Terumo BCT’s Sodium Citrate 4% w/v Anticoagulant Solution USP obtained FDA approval last July. The solution anticoagulates whole blood during automated apheresis procedures. Sodium citrate, which blood centers and plasma collection organizations use during apheresis to gather plasma, had been on the official FDA shortage list for more than a year at the approval date. “We heard from numerous customers that the shortage of sodium citrate was starting to have an impact on patients,” Tim Costello, a VP at Terumo BCT, told the press. “This FDA approval will help alleviate the U.S. shortage and improve patient lives.”
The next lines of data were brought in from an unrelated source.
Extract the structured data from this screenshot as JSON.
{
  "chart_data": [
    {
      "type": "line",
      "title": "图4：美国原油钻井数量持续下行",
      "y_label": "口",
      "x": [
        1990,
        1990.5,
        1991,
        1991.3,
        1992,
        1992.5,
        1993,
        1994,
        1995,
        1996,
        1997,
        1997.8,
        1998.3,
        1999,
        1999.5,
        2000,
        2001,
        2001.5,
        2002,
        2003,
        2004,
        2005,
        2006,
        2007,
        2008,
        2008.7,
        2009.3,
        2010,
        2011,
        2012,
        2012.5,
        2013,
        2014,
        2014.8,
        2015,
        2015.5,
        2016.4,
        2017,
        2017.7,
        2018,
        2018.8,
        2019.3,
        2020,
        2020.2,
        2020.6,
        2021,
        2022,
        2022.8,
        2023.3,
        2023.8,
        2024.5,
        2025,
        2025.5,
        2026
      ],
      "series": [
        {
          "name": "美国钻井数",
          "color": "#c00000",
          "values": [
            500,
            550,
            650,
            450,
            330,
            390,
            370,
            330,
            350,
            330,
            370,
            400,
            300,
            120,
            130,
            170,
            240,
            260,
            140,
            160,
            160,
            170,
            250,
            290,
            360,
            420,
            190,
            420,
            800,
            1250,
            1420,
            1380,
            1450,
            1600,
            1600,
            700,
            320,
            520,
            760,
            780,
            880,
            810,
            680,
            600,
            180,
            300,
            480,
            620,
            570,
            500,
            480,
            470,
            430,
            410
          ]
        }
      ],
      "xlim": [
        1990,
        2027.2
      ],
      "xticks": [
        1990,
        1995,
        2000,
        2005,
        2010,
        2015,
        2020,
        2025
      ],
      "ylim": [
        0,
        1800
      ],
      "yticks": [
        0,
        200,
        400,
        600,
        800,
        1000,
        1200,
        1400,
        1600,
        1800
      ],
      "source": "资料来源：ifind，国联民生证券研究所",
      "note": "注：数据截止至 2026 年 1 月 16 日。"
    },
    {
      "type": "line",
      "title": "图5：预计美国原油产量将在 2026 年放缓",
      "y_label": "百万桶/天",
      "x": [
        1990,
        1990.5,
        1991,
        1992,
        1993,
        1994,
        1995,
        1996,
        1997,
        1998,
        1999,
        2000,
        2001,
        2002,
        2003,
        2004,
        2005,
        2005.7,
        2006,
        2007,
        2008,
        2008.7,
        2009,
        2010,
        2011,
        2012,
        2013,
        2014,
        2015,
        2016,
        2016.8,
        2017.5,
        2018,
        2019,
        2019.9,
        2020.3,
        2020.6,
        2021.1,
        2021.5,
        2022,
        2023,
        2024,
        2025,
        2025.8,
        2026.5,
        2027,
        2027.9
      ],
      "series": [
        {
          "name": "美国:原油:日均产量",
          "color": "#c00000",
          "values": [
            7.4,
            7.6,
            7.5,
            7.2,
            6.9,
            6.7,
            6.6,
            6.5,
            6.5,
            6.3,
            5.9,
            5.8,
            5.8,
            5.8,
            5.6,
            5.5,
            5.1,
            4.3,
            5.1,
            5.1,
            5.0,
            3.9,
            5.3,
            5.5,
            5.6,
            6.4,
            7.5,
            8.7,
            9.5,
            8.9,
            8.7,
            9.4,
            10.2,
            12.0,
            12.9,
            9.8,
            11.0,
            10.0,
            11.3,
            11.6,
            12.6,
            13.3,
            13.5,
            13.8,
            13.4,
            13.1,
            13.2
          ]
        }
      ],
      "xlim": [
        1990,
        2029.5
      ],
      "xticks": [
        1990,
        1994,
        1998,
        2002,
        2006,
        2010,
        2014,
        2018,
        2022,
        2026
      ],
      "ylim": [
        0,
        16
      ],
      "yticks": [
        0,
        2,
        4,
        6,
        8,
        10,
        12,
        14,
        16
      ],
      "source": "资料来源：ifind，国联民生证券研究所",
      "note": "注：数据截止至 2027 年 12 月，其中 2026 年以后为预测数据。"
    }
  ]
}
The General Hospital division posted a 4.3 percent revenue gain, rising to 165.7 billion yen. This segment produces infusion pumps, syringe pumps, solution sets, syringes, IV solutions, pain management products, nutritious food, adhesion barriers, blood glucose monitoring systems, digital thermometers, and blood pressure monitors. It also houses a business responsible for contract manufacturing of prefilled syringes and devices to pharmaceutical companies for use in drug kits (prefillable syringes, needles for pharmaceutical packaging business).
Last December, a biosimilar that uses Terumo’s PLAJEX prefillable syringe launched in Europe. This was the first overseas commercial launch involving PLAJEX. Terumo makes Hulio (a biosimilar to Humira) on contract to Mylan N.V. It will be available as both a prefilled autoinjector suited for self-injection and a prefilled syringe focused on medical safety. Going forward, Terumo intends to use its material manufacturing technologies and prefillable syringe filling capabilities to augment its alliance businesses with pharmaceutical companies.